Thursday, August 13, 2009

Rapid neurologic assessment and initial management for the patient with traumatic dental injuries.

Resident: Adam J. Bottrill
Region: Providence
Author(s): Croll, Theodore P. et al.
Journal: JADA
Volume #; Page #s: Volume 100 pp: 530-534
Year: 1980
Major topic: Rapid neurological assessment
Minor topic(s): None
Type of Article: Topic review and summary

Main Purpose: Suggested technique for dentists to assess neurological status.
Overview of method of research: Topical summary
Findings: N/A

Key points in the article discussion:
The family dentist may be the first health professional to treat a pt who has sustained head trauma. Despite urgent dental needs, overall medical welfare of the patient should always be the primary concern. This paper proposes a protocol to aid the dental practitioner in an effective, yet rapid, neurologic evaluation. DENTAL TREATMENT SHOULD ONLY BEGIN AFTER A SATISFACTORY NEUROLOGIC STATE IS EVIDENT.
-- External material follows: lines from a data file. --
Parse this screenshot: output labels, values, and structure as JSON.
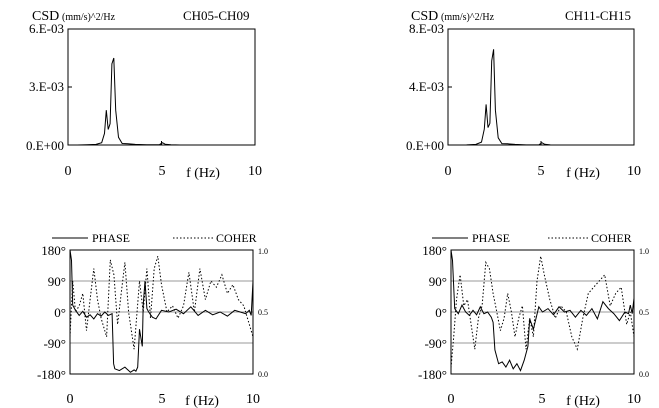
{
  "chart_data": [
    {
      "type": "line",
      "panel": "csd",
      "title": "CH05-CH09",
      "ylabel_main": "CSD",
      "ylabel_unit": "(mm/s)^2/Hz",
      "xlabel": "f (Hz)",
      "xlim": [
        0,
        10
      ],
      "ylim": [
        0,
        0.006
      ],
      "x_ticks": [
        "0",
        "5",
        "10"
      ],
      "y_ticks": [
        "0.E+00",
        "3.E-03",
        "6.E-03"
      ],
      "series": [
        {
          "x": [
            0,
            0.5,
            1,
            1.5,
            1.8,
            1.95,
            2.05,
            2.15,
            2.25,
            2.35,
            2.45,
            2.55,
            2.7,
            2.9,
            3.2,
            3.6,
            4.2,
            4.9,
            5.05,
            5.2,
            5.5,
            6,
            7,
            8,
            9,
            10
          ],
          "y": [
            0,
            0,
            1e-05,
            3e-05,
            0.00012,
            0.0006,
            0.0018,
            0.0008,
            0.0011,
            0.0042,
            0.0045,
            0.0018,
            0.0004,
            8e-05,
            6e-05,
            3e-05,
            1e-05,
            2e-05,
            0.00012,
            4e-05,
            1e-05,
            0,
            0,
            0,
            0,
            0
          ]
        }
      ]
    },
    {
      "type": "line",
      "panel": "csd",
      "title": "CH11-CH15",
      "ylabel_main": "CSD",
      "ylabel_unit": "(mm/s)^2/Hz",
      "xlabel": "f (Hz)",
      "xlim": [
        0,
        10
      ],
      "ylim": [
        0,
        0.008
      ],
      "x_ticks": [
        "0",
        "5",
        "10"
      ],
      "y_ticks": [
        "0.E+00",
        "4.E-03",
        "8.E-03"
      ],
      "series": [
        {
          "x": [
            0,
            0.5,
            1,
            1.5,
            1.8,
            1.95,
            2.05,
            2.15,
            2.25,
            2.35,
            2.45,
            2.55,
            2.7,
            2.9,
            3.2,
            3.6,
            4.2,
            4.9,
            5.05,
            5.2,
            5.5,
            6,
            7,
            8,
            9,
            10
          ],
          "y": [
            0,
            0,
            1e-05,
            4e-05,
            0.0002,
            0.0011,
            0.0028,
            0.0012,
            0.0015,
            0.0058,
            0.0066,
            0.0024,
            0.0005,
            0.0001,
            8e-05,
            4e-05,
            1e-05,
            2e-05,
            0.00016,
            5e-05,
            1e-05,
            0,
            0,
            0,
            0,
            0
          ]
        }
      ]
    },
    {
      "type": "line",
      "panel": "phase",
      "xlabel": "f (Hz)",
      "xlim": [
        0,
        10
      ],
      "ylim": [
        -180,
        180
      ],
      "y2lim": [
        0,
        1
      ],
      "x_ticks": [
        "0",
        "5",
        "10"
      ],
      "y_ticks": [
        "180°",
        "90°",
        "0°",
        "-90°",
        "-180°"
      ],
      "y2_ticks": [
        "1.0",
        "0.5",
        "0.0"
      ],
      "legend": [
        "PHASE",
        "COHER"
      ],
      "series": [
        {
          "name": "PHASE",
          "axis": "left",
          "x": [
            0,
            0.08,
            0.15,
            0.3,
            0.5,
            0.7,
            0.9,
            1.1,
            1.3,
            1.5,
            1.7,
            1.9,
            2.1,
            2.3,
            2.38,
            2.45,
            2.7,
            3,
            3.3,
            3.5,
            3.6,
            3.7,
            3.8,
            3.95,
            4,
            4.1,
            4.2,
            4.3,
            4.5,
            4.7,
            5,
            5.4,
            5.8,
            6.2,
            6.6,
            7,
            7.4,
            7.8,
            8.2,
            8.6,
            9,
            9.3,
            9.6,
            9.8,
            9.9,
            10
          ],
          "y": [
            180,
            150,
            20,
            5,
            -10,
            2,
            -15,
            -8,
            -20,
            -5,
            -12,
            0,
            -10,
            -5,
            -150,
            -165,
            -170,
            -160,
            -175,
            -168,
            -172,
            -160,
            -50,
            -100,
            20,
            90,
            10,
            0,
            -15,
            -20,
            5,
            0,
            8,
            -5,
            15,
            -10,
            5,
            -8,
            0,
            -12,
            5,
            0,
            -5,
            5,
            -10,
            90
          ]
        },
        {
          "name": "COHER",
          "axis": "right",
          "x": [
            0,
            0.15,
            0.3,
            0.5,
            0.7,
            0.9,
            1.1,
            1.3,
            1.5,
            1.7,
            2,
            2.2,
            2.4,
            2.6,
            2.8,
            3,
            3.2,
            3.5,
            3.8,
            4,
            4.2,
            4.4,
            4.6,
            4.8,
            5,
            5.3,
            5.6,
            5.9,
            6.2,
            6.5,
            6.8,
            7.1,
            7.4,
            7.7,
            8,
            8.3,
            8.6,
            8.9,
            9.2,
            9.5,
            9.8,
            10
          ],
          "y": [
            0.3,
            0.75,
            0.5,
            0.55,
            0.65,
            0.35,
            0.6,
            0.85,
            0.6,
            0.45,
            0.3,
            0.92,
            0.8,
            0.4,
            0.65,
            0.9,
            0.5,
            0.2,
            0.75,
            0.5,
            0.85,
            0.45,
            0.85,
            0.95,
            0.72,
            0.5,
            0.55,
            0.45,
            0.55,
            0.82,
            0.5,
            0.85,
            0.6,
            0.75,
            0.7,
            0.8,
            0.65,
            0.72,
            0.6,
            0.55,
            0.4,
            0.3
          ]
        }
      ]
    },
    {
      "type": "line",
      "panel": "phase",
      "xlabel": "f (Hz)",
      "xlim": [
        0,
        10
      ],
      "ylim": [
        -180,
        180
      ],
      "y2lim": [
        0,
        1
      ],
      "x_ticks": [
        "0",
        "5",
        "10"
      ],
      "y_ticks": [
        "180°",
        "90°",
        "0°",
        "-90°",
        "-180°"
      ],
      "y2_ticks": [
        "1.0",
        "0.5",
        "0.0"
      ],
      "legend": [
        "PHASE",
        "COHER"
      ],
      "series": [
        {
          "name": "PHASE",
          "axis": "left",
          "x": [
            0,
            0.08,
            0.2,
            0.4,
            0.6,
            0.8,
            1,
            1.2,
            1.4,
            1.6,
            1.8,
            2,
            2.2,
            2.3,
            2.4,
            2.6,
            2.8,
            3,
            3.2,
            3.4,
            3.6,
            3.8,
            4,
            4.2,
            4.3,
            4.5,
            4.8,
            5,
            5.3,
            5.6,
            5.9,
            6.2,
            6.5,
            6.8,
            7.1,
            7.4,
            7.7,
            8,
            8.3,
            8.6,
            8.9,
            9.2,
            9.5,
            9.7,
            9.8,
            9.9,
            10
          ],
          "y": [
            180,
            150,
            10,
            -5,
            20,
            0,
            -10,
            5,
            -8,
            15,
            -5,
            0,
            -15,
            -30,
            -110,
            -150,
            -145,
            -160,
            -140,
            -165,
            -150,
            -170,
            -140,
            -100,
            -20,
            -50,
            15,
            0,
            10,
            -8,
            15,
            0,
            5,
            -15,
            5,
            -10,
            10,
            -20,
            30,
            10,
            -5,
            -25,
            0,
            -5,
            20,
            -5,
            40
          ]
        },
        {
          "name": "COHER",
          "axis": "right",
          "x": [
            0,
            0.15,
            0.3,
            0.5,
            0.7,
            0.9,
            1.1,
            1.3,
            1.5,
            1.7,
            1.9,
            2.1,
            2.3,
            2.5,
            2.7,
            2.9,
            3.1,
            3.3,
            3.5,
            3.7,
            3.9,
            4.1,
            4.3,
            4.5,
            4.7,
            4.9,
            5.1,
            5.4,
            5.7,
            6,
            6.3,
            6.6,
            6.9,
            7.2,
            7.5,
            7.8,
            8.1,
            8.4,
            8.7,
            9,
            9.3,
            9.6,
            9.8,
            10
          ],
          "y": [
            0.05,
            0.3,
            0.6,
            0.8,
            0.55,
            0.6,
            0.4,
            0.2,
            0.45,
            0.55,
            0.9,
            0.85,
            0.65,
            0.5,
            0.35,
            0.45,
            0.65,
            0.5,
            0.3,
            0.45,
            0.55,
            0.2,
            0.45,
            0.3,
            0.75,
            0.95,
            0.8,
            0.6,
            0.45,
            0.55,
            0.5,
            0.3,
            0.2,
            0.45,
            0.65,
            0.7,
            0.75,
            0.8,
            0.55,
            0.65,
            0.7,
            0.4,
            0.5,
            0.3
          ]
        }
      ]
    }
  ]
}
A. Sequelae to head trauma

1. Lacerations,
2. Linear/depressed skull fractures (with possible dural laceration and arachnoid herniation)
3. Hematoma (sub or extradural, intraventricula)
4. Brain stem injury
5. Vertebral fracture (with or without spinal cord injury)

B. Facts and figures (1975) 1. 10 mill people in US required med attention due to head injury.
2. 10% of school age children will suffer significant head injury
a. 33% of these children will require hospitalization.
3. NOTHING can be done to avoid the effects of the primary injury… (unless you want to wear a helmet all the time)
a. Therefore, neurosurgeons and neurologists can only direct their course of management towards preventing and treating the secondary injuries associated with trauma.
4. Dx tools include CAT scan, continuous ICP monitoring, MRI etc.
5. The tx of pediatric pt’s vs. adult pt’s varies significantly.

C. Categories and criteria: 1. Jennet and Bond (Long-term sequelae)
a. Good recovery (normal life)
b. Moderately disabled (independent but impaired)
c. Severely disabled (totally dependent on others)
d. Vegetative survival
e. Death
2. Meltzner and Frew (five diagnostic criteria)
a. Airway
b. State of consciousness
c. Vital signs
d. Reflexes (Oppenheim, Gordon, Gonda, Babinski, Chaddock)
e. Pupils
3. Taesdale and Jennet (Glasgow coma scale)



a. Recommend immediate referral for a pt who does not score optimally in any category.
4. Tyler (???)
a. Recommends cranial nerve exam by all dentists.

D. Recommendations: The authors don not believe a prolonged exam is either practical or required. HOWEVER, the dentist should be able to determine whether a pt should be immediately referred for neurological reasons.
1. Look for unusual motor activity or difficulties in communicating (Glasgow coma scale).
2. Assure pt’s airway
3. Hx of the injury
a. Updated tetanus? Cardiac Hx? Etc…
4. Vital signs
5. Observe for rhinorrhea or otorrhea
6. Cranial nerve exam



7. Neurologic impairment must be ruled out before analgesics are prescribed or inhalation sedation is commenced.
8. Follow-up and discharge recommendations










(Croll, Theodore P. et al., JADA, Volume 100 pp: 534 )

Summary of conclusions: If approached systematically and logically, the neurological assessment of head-trauma pt’s can be effective and rapid. If neurological impairment is suspected, immediate medical referral is indicated as impending neurological crisis of secondary injury may be prevented with early Dx and treatment.

Assessment of article: Applicable and well organized.